I put out a call a week or so ago asking for Runner’s Stories. I’m incredibly curious about why people run. What’s their motivation? There are so many stories (every one is different) and because I love stories, I want to collect these! I’ve also been thinking of my own “story”, and while I was running on some serious snow-pack on Davidson Mesa this morning, I got serious clarity of WHY I RUN.
I spend a lot of time inside my head. I wiggle thoughts around, I play with words, I consider, weigh, investigate, summarize, and plan. It’s a veritable party in there; well, a party of one. After a day or two of such activity my body has turned into stone and I’m trapped inside the mountain. I feel drawn-down, like my body is made of lead. There’s no room inside me for openness, no space that’s not consumed by spiraling, twirling, whirling colorful thoughts and emotions that have no beginning and no end. I’m gasping for breath, light, openness, space, peace, and quiet from the never-ending barrage of humanness that threatens to bury me alive.
So I run. I lace up my shoes and head into the early Colorado morning. I run before everyone is awake, before the demands of the day are upon me. I run to shut my brain up, to create movement that reminds my soul there IS room for light, openness, beauty and breath.
I run fast sometimes, so fast I feel like I’m flying. I can’t feel the individual parts of my body anymore and all I can feel is air whooshing into my lungs in rhythm to the pounding of my feet. Thoughts start melting away and all of a sudden I have achieved what the Zen masters peddle; freedom from thought. My mind is clear and I feel like I’ve entered a room that is pure light. I inhale and the vastness of the vibrant Colorado sunshine fills my abdomen with a snow-blinding brilliance.
I run trails with the ladies on Saturday mornings. I live for these mornings. I adore the uneven terrain and pine trees that stand on the sidelines and cheer me on. I nimbly jump over rocks and my feet find secure placement on rocky ground. Running trails keeps me in the absolute here and now; there’s no room for wandering minds lest an ankle rolls or the urge to play Superman hits. Trail running is a metaphor for my inner thoughts; some places are easy on the feet and wide enough for friends to run two and three abreast, some of the climbs are so steep there’s only space for loud wheezing breath and focus on putting one foot in front of another, and some places have downhills that allow me to lean back and experience the pleasure of absolute fitness of my body.
I’ve often called running my “moving meditation”. It’s the place I go to get away from the heaviness of being a person living in the craziness of this planet. It’s my escape, but it’s also the place where I feel the essence of ME much more acutely than I do most any other place or time. I run for myself, and often, by myself. I push my boundaries and find the vast caverns of potential between the deteriorating chinked cracks in my armor.

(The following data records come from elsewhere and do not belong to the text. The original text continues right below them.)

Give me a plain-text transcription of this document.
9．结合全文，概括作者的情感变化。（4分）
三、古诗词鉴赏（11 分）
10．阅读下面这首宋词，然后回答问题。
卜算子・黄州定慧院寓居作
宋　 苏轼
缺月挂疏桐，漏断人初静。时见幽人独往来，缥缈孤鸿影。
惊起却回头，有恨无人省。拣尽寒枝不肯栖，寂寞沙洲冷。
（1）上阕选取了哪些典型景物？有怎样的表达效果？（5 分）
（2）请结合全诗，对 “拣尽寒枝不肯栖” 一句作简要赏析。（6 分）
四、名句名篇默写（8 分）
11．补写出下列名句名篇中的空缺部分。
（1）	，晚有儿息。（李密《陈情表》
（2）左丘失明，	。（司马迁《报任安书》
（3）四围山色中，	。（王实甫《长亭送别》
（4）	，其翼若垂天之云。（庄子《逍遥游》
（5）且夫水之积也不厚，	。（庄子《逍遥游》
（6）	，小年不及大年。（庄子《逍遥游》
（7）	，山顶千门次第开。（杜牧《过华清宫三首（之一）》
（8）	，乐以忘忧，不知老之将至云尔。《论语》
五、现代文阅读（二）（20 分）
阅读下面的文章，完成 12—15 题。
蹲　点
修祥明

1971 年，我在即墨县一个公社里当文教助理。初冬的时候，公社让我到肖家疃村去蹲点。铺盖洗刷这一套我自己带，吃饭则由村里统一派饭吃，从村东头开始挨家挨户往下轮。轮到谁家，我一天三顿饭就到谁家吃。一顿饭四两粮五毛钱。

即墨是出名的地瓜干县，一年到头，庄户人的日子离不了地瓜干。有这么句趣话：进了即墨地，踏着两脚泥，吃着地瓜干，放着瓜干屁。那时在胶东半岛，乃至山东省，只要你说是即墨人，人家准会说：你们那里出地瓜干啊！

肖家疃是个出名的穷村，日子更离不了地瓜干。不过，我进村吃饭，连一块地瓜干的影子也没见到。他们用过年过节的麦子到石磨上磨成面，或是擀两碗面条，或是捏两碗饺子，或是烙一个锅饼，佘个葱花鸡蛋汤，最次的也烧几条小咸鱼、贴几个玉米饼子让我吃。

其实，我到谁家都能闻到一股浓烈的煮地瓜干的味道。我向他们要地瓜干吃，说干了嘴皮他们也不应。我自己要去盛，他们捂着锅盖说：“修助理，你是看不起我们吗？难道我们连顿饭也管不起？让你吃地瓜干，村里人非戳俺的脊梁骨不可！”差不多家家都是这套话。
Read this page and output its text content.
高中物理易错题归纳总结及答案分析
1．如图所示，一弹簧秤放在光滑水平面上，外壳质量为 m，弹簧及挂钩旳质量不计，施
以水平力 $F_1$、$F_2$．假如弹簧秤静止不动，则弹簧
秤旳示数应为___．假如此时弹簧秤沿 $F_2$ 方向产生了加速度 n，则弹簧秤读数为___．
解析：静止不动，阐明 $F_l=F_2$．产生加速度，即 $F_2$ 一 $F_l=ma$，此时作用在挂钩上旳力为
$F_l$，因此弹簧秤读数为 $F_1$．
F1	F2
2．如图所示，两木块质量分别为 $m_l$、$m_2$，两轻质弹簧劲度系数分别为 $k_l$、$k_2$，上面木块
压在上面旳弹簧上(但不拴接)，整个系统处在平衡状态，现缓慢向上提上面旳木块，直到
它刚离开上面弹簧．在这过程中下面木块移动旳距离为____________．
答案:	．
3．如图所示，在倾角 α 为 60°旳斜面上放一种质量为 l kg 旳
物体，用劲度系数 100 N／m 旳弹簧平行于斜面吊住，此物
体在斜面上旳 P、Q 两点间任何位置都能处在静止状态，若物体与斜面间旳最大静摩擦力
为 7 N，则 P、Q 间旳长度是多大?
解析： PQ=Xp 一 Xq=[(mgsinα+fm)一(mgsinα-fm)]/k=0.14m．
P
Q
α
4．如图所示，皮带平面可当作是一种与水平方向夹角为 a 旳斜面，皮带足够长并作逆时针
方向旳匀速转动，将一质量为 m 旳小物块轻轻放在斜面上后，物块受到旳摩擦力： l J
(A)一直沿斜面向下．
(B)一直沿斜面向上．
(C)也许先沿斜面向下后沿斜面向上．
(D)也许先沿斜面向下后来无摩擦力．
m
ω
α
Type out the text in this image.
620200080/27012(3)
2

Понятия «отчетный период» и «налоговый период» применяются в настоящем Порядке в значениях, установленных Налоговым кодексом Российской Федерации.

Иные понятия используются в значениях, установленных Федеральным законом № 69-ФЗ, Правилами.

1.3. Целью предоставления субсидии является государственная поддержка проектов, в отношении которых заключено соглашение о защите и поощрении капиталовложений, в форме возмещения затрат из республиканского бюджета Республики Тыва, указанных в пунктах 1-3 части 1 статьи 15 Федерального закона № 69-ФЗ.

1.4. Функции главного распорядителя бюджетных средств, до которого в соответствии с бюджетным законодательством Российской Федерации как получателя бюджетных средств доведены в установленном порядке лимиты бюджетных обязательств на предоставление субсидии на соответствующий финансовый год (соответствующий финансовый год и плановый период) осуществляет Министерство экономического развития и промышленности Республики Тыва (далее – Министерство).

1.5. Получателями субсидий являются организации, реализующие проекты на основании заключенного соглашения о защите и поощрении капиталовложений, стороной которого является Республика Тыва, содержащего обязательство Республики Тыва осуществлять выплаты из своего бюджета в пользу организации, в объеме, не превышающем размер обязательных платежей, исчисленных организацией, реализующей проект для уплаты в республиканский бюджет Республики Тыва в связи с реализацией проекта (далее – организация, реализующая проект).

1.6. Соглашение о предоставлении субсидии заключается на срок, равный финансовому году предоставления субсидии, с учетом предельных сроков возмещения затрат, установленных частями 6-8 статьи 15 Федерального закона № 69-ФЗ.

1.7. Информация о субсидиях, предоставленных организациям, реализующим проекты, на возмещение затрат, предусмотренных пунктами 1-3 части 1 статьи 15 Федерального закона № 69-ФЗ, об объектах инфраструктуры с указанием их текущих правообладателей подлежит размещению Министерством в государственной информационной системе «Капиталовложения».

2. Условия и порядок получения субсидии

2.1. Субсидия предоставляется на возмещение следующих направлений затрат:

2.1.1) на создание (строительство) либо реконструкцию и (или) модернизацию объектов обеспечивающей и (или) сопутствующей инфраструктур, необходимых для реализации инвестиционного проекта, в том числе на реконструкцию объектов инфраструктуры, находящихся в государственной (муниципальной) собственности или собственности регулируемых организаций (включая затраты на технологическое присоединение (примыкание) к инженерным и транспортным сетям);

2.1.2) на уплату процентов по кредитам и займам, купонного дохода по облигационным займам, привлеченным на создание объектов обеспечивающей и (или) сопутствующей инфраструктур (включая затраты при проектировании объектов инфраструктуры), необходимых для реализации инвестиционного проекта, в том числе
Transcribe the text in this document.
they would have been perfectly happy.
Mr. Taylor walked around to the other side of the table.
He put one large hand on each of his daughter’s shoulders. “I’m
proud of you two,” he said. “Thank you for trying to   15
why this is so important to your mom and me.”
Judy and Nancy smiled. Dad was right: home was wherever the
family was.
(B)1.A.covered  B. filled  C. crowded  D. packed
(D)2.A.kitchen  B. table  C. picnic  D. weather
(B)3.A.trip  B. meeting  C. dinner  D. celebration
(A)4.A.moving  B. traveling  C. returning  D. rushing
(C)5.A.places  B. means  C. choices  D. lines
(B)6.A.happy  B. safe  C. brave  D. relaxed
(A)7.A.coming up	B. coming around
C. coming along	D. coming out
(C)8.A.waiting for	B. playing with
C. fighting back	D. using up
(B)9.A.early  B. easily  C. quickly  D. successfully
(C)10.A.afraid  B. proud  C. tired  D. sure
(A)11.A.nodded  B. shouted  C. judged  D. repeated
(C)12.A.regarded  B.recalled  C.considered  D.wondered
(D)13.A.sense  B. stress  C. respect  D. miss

I run because when I do, I am so much more than I already am. My soul takes flights and returns to my body, content to do battle one more day.
***Please take some time to write down YOUR story and share it. Why do you run? What motivates you? What have you discovered? Email me LaraATsaturdaymorningzenDOTcom.


Hi there great blog and very interesting and well written insight into why you run. I wrote on my own online journal about why I ran my first marathon, which was ultimately why I ran in the first place. Certainly that feeling of being alive and in tune with yourself is a common experience. Feel free to drop by and have a read. Thanks for sharing.
I think many of us run for the reasons you stated; I don’t know how many could articulate those reasons as well as you’ve done. I’m smiling, inside and out.
Anne, that’s quite the compliment. Thank you.
Moving meditation is the truth! Great post Lara, and I’m glad you’ve shared your story!